Request for improvement: Cannot extract Japanese text from table, but Acrobat Pro DC can.

  • November 25, 2024
  • 2 replies
  • 613 views

Hi, I would like to extract English and Japanese text from tables in PDF, which is made by scanning printed paper.

 

Original PDF:

When I use Acrobat Pro DC(Convert to xlsx), the output quality is good.

 

But when I use Adobe PDF Services API(extract_text_table_info_figures_tables_renditions_from_pdf.py), I get garbled text for the Japanesse text. 

 

 

I know the API is currently optimized for English language content. 

But is it possible to improve this API to the quality of Acrobat Pro DC?

Beacuse I need to convert many PDFs, so I need CLI solution.

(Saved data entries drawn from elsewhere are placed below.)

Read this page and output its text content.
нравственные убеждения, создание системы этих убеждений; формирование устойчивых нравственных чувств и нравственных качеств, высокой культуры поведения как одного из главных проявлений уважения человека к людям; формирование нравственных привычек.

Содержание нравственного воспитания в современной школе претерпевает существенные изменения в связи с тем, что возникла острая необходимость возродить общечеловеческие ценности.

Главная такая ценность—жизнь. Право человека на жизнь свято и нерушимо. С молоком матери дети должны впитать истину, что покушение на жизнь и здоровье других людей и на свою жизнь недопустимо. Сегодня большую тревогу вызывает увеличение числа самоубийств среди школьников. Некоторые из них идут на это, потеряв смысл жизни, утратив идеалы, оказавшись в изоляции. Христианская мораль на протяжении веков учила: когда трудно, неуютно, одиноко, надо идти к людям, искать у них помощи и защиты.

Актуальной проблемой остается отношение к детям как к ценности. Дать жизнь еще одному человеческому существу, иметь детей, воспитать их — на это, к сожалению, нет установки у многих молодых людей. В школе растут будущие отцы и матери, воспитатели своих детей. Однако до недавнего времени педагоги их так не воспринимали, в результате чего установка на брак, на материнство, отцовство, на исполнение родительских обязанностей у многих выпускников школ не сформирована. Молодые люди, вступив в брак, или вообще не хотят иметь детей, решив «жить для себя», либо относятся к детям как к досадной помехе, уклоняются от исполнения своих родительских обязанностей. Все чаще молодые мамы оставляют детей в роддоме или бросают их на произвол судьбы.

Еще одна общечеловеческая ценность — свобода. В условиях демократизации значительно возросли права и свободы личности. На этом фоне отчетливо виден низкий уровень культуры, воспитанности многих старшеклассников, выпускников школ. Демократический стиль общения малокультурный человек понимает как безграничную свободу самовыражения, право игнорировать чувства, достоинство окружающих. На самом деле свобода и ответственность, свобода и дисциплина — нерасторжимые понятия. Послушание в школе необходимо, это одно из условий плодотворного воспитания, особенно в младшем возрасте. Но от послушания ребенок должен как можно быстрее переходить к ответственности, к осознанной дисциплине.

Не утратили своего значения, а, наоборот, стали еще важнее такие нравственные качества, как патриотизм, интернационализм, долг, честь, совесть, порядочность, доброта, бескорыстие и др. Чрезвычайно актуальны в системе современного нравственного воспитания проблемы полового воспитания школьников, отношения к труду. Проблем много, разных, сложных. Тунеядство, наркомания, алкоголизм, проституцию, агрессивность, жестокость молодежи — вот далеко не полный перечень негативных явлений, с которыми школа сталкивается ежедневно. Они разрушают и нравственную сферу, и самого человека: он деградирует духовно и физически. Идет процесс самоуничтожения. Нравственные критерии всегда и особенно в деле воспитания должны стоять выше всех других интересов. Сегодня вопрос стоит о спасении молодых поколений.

I attach the original Excel and PDF file, so please use these as test data.

Thank you.

2 replies

Participating Frequently
September 20, 2025

How did you even get the first result? When I convert to Excel from within Acrobat, I get pure gibberish, like your second screenshot.

 

@Altadena not on par? Issues with Japanese text and OCR have been an issue for as long as I can remember and the app constantly bugs with AI pop-ups when it can't even do the basics!

Adobe Employee
November 27, 2024

Hi,

 

As you mentioned, Acrobat Extract API is optimized for English but it would work in Japanese with considerable precision. I tried the sample pdf you attached in https://acrobatservices.adobe.com/dc-visualizer-app/index.html, the table was extracted correctly.

I did not try with python.

saki_5656Author
Participant
November 27, 2024

Hi, thank you for taking your time for my request.

And I am sorry, I didn't explain well.

To reproduce the problem, you need to print out the original PDF and scan it and use it.

I attached the original PDF to show you the difference between the PDF made from digital data and scanned PDF.

I attach the scanned PDF this time. I hope this works the same as me.

Thank you.

Adobe Employee
November 29, 2024

Hi, 

Thank you for the clarification. Currently, the quality of Japanese OCR provided by the Extract API is not on par with that of Acrobat desktop OCR. We understand the importance of delivering high-quality OCR results and are committed to making improvements. Your feedback is valuable to us as we strive to enhance this feature.